Po ponad półtora roku czas na poszukiwanie nowego podkładu. Jadę praktycznie na resztkach Smashbox'a a i tak, makijaż mam tylko od święta :D. Szukam czegoś nowego co mnie zachwyci i wiecie co? Mimo, że chcę kupić najpierw podkład Golden Rose HD to testowałam ostatnio właśnie ten od RiRi i jest love! Najjaśniejszy kolor (100) bardzo mój, cała oprawa też moja i byłam oczarowana gdy tylko moja skóra się z nim spotkała! I to chyba jedyny podkład, który zwrócił 'bardziej' moja uwagę. I póki co to tylko ten z GR i Fenty chodzą za mną ;). Jedyne co mnie martwi to fakt, że 'daje efekt delikatnego matu'. Już od dawna odbiegłam od podkładów typowo matowych bo moja cera nie potrzebuje tego więc nie wiem czy na dłuższą metę byłby dla mnie dobrą opcją. Od kilku lat częściej sięgam po podkłady z lekką formułą czy też bardziej rozświetlające. Choć nie ukrywam zarówno Pro Filt'r Soft Matte jak i HD od Golden Rose teoretycznie nie są dla mojej cery ale cóż ... sprawdzimy i je. Zawsze mogę oddać siostrze :D

3. Tous OH! The Origin


Oooo ta seria bez jakiegoś zapachu nie może powstać! Chwilę się zastanawiałam czy nie pisałam Wam już o tym - cóż, najwyżej będzie dwa razy ;D Czym mnie kupuje? Po pierwsze piękny flakon, on naprawdę w ten swój prosty i kobiecy sposób zwraca uwagę ;) Po drugie - cóż tam w nutach jest różowy pieprz! A jak wiecie ja kocham różowy pieprz ♥ Wąchałam go na żywo - cudo! Naprawdę subtelny, dziewczęcy i taki 'na randkę'. Podoba mi się w nim to, że jest to zapach bardzo taki 'mraśny' - stworzony dla marzycielki, a jednocześnie jest w nim coś prostego co podbija serducho. Ciepły, bardzo taki 'wieczorowy' tzn na wyjście z partnerem będzie ideałem ale na dzień myślę, że także się sprawdzi. No i powtórzę - flakon już robi robotę i krzyczy do mnie ;)

4. Origins GinZing Ultra-Hydrating Energy-Boosting Cream


Z moją skórą jest tak, że im dam jej więcej nawilżenia tym bardziej zaczyna się buntować. Znam ją na tyle by wiedzieć kiedy takie mazidło dołożyć i w jakiej częstotliwości a kiedy zwyczajnie zrobić sobie przerwę od niego.
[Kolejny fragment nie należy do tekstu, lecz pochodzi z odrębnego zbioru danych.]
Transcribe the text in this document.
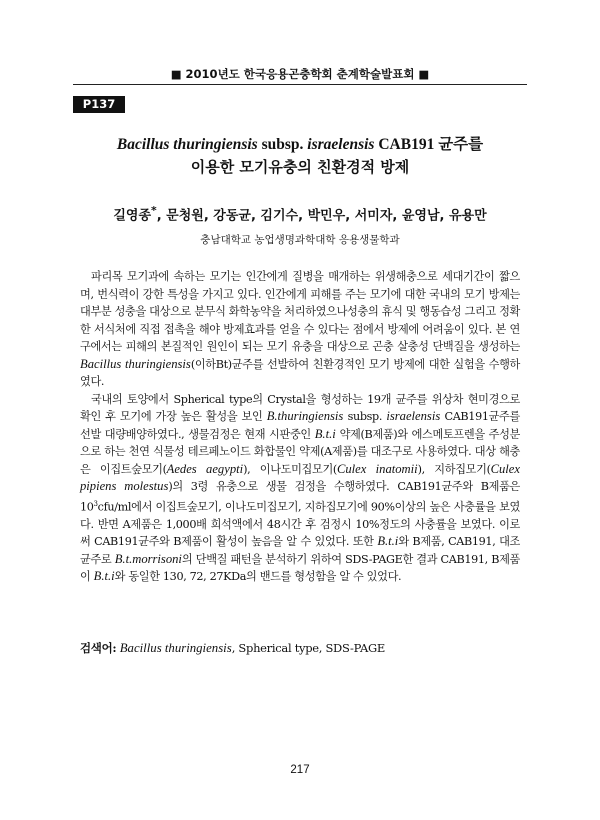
■ 2010년도 한국응용곤충학회 춘계학술발표회 ■
P137
Bacillus thuringiensis subsp. israelensis CAB191 균주를
이용한 모기유충의 친환경적 방제
길영종*, 문청원, 강동균, 김기수, 박민우, 서미자, 윤영남, 유용만
충남대학교 농업생명과학대학 응용생물학과

파리목 모기과에 속하는 모기는 인간에게 질병을 매개하는 위생해충으로 세대기간이 짧으며, 번식력이 강한 특성을 가지고 있다. 인간에게 피해를 주는 모기에 대한 국내의 모기 방제는 대부분 성충을 대상으로 분무식 화학농약을 처리하였으나성충의 휴식 및 행동습성 그리고 정확한 서식처에 직접 접촉을 해야 방제효과를 얻을 수 있다는 점에서 방제에 어려움이 있다. 본 연구에서는 피해의 본질적인 원인이 되는 모기 유충을 대상으로 곤충 살충성 단백질을 생성하는 Bacillus thuringiensis(이하Bt)균주를 선발하여 친환경적인 모기 방제에 대한 실험을 수행하였다.

국내의 토양에서 Spherical type의 Crystal을 형성하는 19개 균주를 위상차 현미경으로 확인 후 모기에 가장 높은 활성을 보인 B.thuringiensis subsp. israelensis CAB191균주를 선발 대량배양하였다., 생물검정은 현재 시판중인 B.t.i 약제(B제품)와 에스메토프렌을 주성분으로 하는 천연 식물성 테르페노이드 화합물인 약제(A제품)를 대조구로 사용하였다. 대상 해충은 이집트숲모기(Aedes aegypti), 이나도미집모기(Culex inatomii), 지하집모기(Culex pipiens molestus)의 3령 유충으로 생물 검정을 수행하였다. CAB191균주와 B제품은 $10^3cfu/ml$에서 이집트숲모기, 이나도미집모기, 지하집모기에 90%이상의 높은 사충률을 보였다. 반면 A제품은 1,000배 희석액에서 48시간 후 검정시 10%정도의 사충률을 보였다. 이로써 CAB191균주와 B제품이 활성이 높음을 알 수 있었다. 또한 B.t.i와 B제품, CAB191, 대조 균주로 B.t.morrisoni의 단백질 패턴을 분석하기 위하여 SDS-PAGE한 결과 CAB191, B제품이 B.t.i와 동일한 130, 72, 27KDa의 밴드를 형성함을 알 수 있었다.

검색어: Bacillus thuringiensis, Spherical type, SDS-PAGE
217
Podejrzewam, że w przypadku cuda z Origins musiałabym zastosować którąś z tych praktyk ale co z tego skoro jestem zakochana w tym od momentu wykorzystania próbek? Po pierwsze - jak to bosko pachnie! Uwielbiam ich maseczkę Drink Up po części za fenomenalny zapach ale ten krem mu depcze po piętach! To pachnie jak zamknięte owoce lata w słoiczku - dla mnie cudo! A po użyciu? O mamo jak to ładnie odżywia i rozświetla skórę! Bardzo ale to bardzo mi się to podoba! Jestem tym oczarowana a mało jest produktów, które po użyciu próbek potrafią aż tak zaczarować!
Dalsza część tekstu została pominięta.